Most python packages ship with large amounts of tests code (~10% total size) which most often is not needed in a production environment. Behold, the newly merged PR to the serverless-python-requirements plugin by dee-me-tree-or-love This adds a couple of new options to the plugin, giving you additional control over the deployable size of your artifact.

serverless-python-requirements plugin in action

The plugin has already supported zipping the requirements for quite some time. However, having to unpack at runtime resulted in very long-cold starts, especially when there was a lot to unpack.
With the new slim option, there is no need to unpack at runtime. Unnecessary "package-waste" (i.e. tests, pycache, distinfo and inessential information in binary *.so dependencies) is not packaged with your code and instead discarded.

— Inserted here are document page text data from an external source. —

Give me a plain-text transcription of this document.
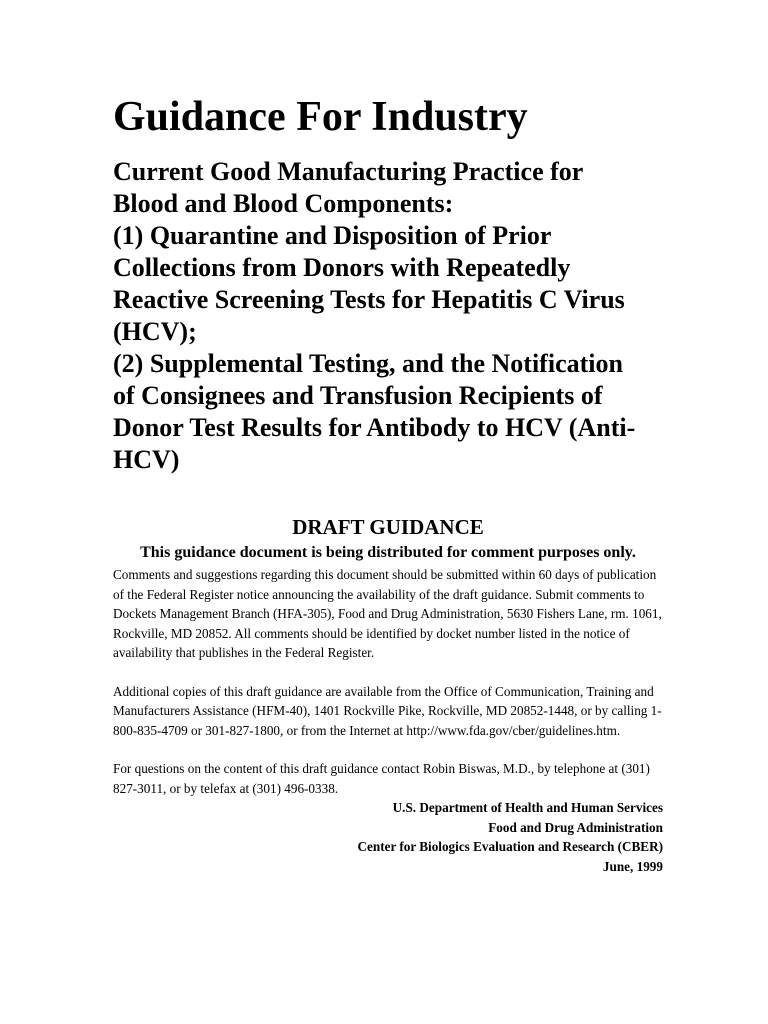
Guidance For Industry
Current Good Manufacturing Practice for
Blood and Blood Components:
(1) Quarantine and Disposition of Prior
Collections from Donors with Repeatedly
Reactive Screening Tests for Hepatitis C Virus
(HCV);
(2) Supplemental Testing, and the Notification
of Consignees and Transfusion Recipients of
Donor Test Results for Antibody to HCV (Anti-
HCV)
DRAFT GUIDANCE
This guidance document is being distributed for comment purposes only.

Comments and suggestions regarding this document should be submitted within 60 days of publication of the Federal Register notice announcing the availability of the draft guidance. Submit comments to Dockets Management Branch (HFA-305), Food and Drug Administration, 5630 Fishers Lane, rm. 1061, Rockville, MD 20852. All comments should be identified by docket number listed in the notice of availability that publishes in the Federal Register.

Additional copies of this draft guidance are available from the Office of Communication, Training and Manufacturers Assistance (HFM-40), 1401 Rockville Pike, Rockville, MD 20852-1448, or by calling 1-800-835-4709 or 301-827-1800, or from the Internet at http://www.fda.gov/cber/guidelines.htm.

For questions on the content of this draft guidance contact Robin Biswas, M.D., by telephone at (301) 827-3011, or by telefax at (301) 496-0338.

U.S. Department of Health and Human Services
Food and Drug Administration
Center for Biologics Evaluation and Research (CBER)
June, 1999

The option is enabled like this

custom:
  pythonRequirements:
    slim: true

and you can optionally add another parameter slimPatterns, where you can pass a list of patterns you want to ignore during packaging (think datasets that come shipped with some data science packages).

Enabling slim can save a lot of space in your deployment, as can be seen below for a very simple machine-learning lambda (<30 lines of code) having "just" sklearn, numpy and scipy as dependencies.

The slim option of the plugin (r.) compared to the standard packaging (l.)

Enabling the slim option saves over 20 MB on this artifact, which is a >33% saving! Not bad!

Unfortunately, the option is not yet included in the current release (4.0.5 at the time of writing) of the serverless-python-requirements plugin, which was released just before the PR was merged. Thus it will not be installed by npm automatically. If you want to use the power of this new feature you have to install the plugin via GitHub:

npm install --save-dev git://github.com/UnitedIncome/serverless-python-requirements.git#master

Thanks for looking by and stay tuned for a post of how the different options compare in terms of cold-start behavior.

Update 2018-06-18 v4.1.0 of the serverless-python-requirements plugin is now live. Go ahead and install the plugin via npm. Thanks dschep.